Monitoring and control of the release of soluble O(2) from H(2)O(2) inside porous enzyme carrier for O(2) supply to an immobilized d‐amino acid oxidase

While O(2) substrate for bio‐transformations in bulk liquid is routinely provided from entrained air or O(2) gas, tailored solutions of O(2) supply are required when the bio‐catalysis happens spatially confined to the microstructure of a solid support. Release of soluble O(2) from H(2)O(2) by catalase is promising, but spatiotemporal control of the process is challenging to achieve. Here, we show monitoring and control by optical sensing within a porous carrier of the soluble O(2) formed by an immobilized catalase upon feeding of H(2)O(2). The internally released O(2) is used to drive the reaction of d‐amino acid oxidase (oxidation of d‐methionine) that is co‐immobilized with the catalase in the same carrier. The H(2)O(2) is supplied in portions at properly timed intervals, or continuously at controlled flow rate, to balance the O(2) production and consumption inside the carrier so as to maintain the internal O(2) concentration in the range of 100–500 µM. Thus, enzyme inactivation by excess H(2)O(2) is prevented and gas formation from the released O(2) is avoided at the same time.
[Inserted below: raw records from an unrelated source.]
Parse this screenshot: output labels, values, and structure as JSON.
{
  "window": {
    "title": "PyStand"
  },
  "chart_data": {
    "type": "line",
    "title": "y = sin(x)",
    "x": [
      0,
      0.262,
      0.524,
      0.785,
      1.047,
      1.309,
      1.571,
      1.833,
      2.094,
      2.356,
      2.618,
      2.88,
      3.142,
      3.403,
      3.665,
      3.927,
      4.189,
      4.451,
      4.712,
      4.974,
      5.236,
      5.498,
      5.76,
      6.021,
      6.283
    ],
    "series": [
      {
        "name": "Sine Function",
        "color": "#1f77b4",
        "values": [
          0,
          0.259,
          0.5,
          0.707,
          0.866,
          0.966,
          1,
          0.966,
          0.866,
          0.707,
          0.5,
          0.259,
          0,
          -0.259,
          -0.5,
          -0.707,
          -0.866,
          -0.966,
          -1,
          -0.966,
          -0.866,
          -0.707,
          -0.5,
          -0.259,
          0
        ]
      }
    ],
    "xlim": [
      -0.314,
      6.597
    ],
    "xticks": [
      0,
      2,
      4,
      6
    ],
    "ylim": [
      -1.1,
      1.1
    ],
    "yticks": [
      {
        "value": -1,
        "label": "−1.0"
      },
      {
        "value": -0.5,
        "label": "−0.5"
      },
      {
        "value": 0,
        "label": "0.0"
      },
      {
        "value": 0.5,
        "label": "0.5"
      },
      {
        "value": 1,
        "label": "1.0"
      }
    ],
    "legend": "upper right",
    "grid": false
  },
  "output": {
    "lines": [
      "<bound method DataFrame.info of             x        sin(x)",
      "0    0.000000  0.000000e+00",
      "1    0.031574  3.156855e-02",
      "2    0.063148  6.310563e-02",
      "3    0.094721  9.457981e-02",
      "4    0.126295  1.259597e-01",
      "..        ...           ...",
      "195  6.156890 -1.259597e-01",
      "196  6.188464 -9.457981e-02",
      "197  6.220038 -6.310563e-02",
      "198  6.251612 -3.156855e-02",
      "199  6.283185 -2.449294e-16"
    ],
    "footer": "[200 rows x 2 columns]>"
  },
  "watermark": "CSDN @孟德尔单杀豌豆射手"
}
The reaction rate of the co‐immobilized enzyme preparation is shown to depend linearly on the internal O(2) concentration up to the air‐saturated level. Conversions at a 200 ml scale using varied H(2)O(2) feed rate (0.04–0.18 mmol/min) give the equivalent production rate from d‐methionine (200 mM) and achieve rate enhancement by ∼1.55‐fold compared to the same oxidase reaction under bubble aeration. Collectively, these results show an integrated strategy of biomolecular engineering for tightly controlled supply of O(2) substrate from H(2)O(2) into carrier‐immobilized enzymes. By addressing limitations of O(2) supply via gas‐liquid transfer, especially at the microscale, this can be generally useful to develop specialized process strategies for O(2)‐dependent biocatalytic reactions.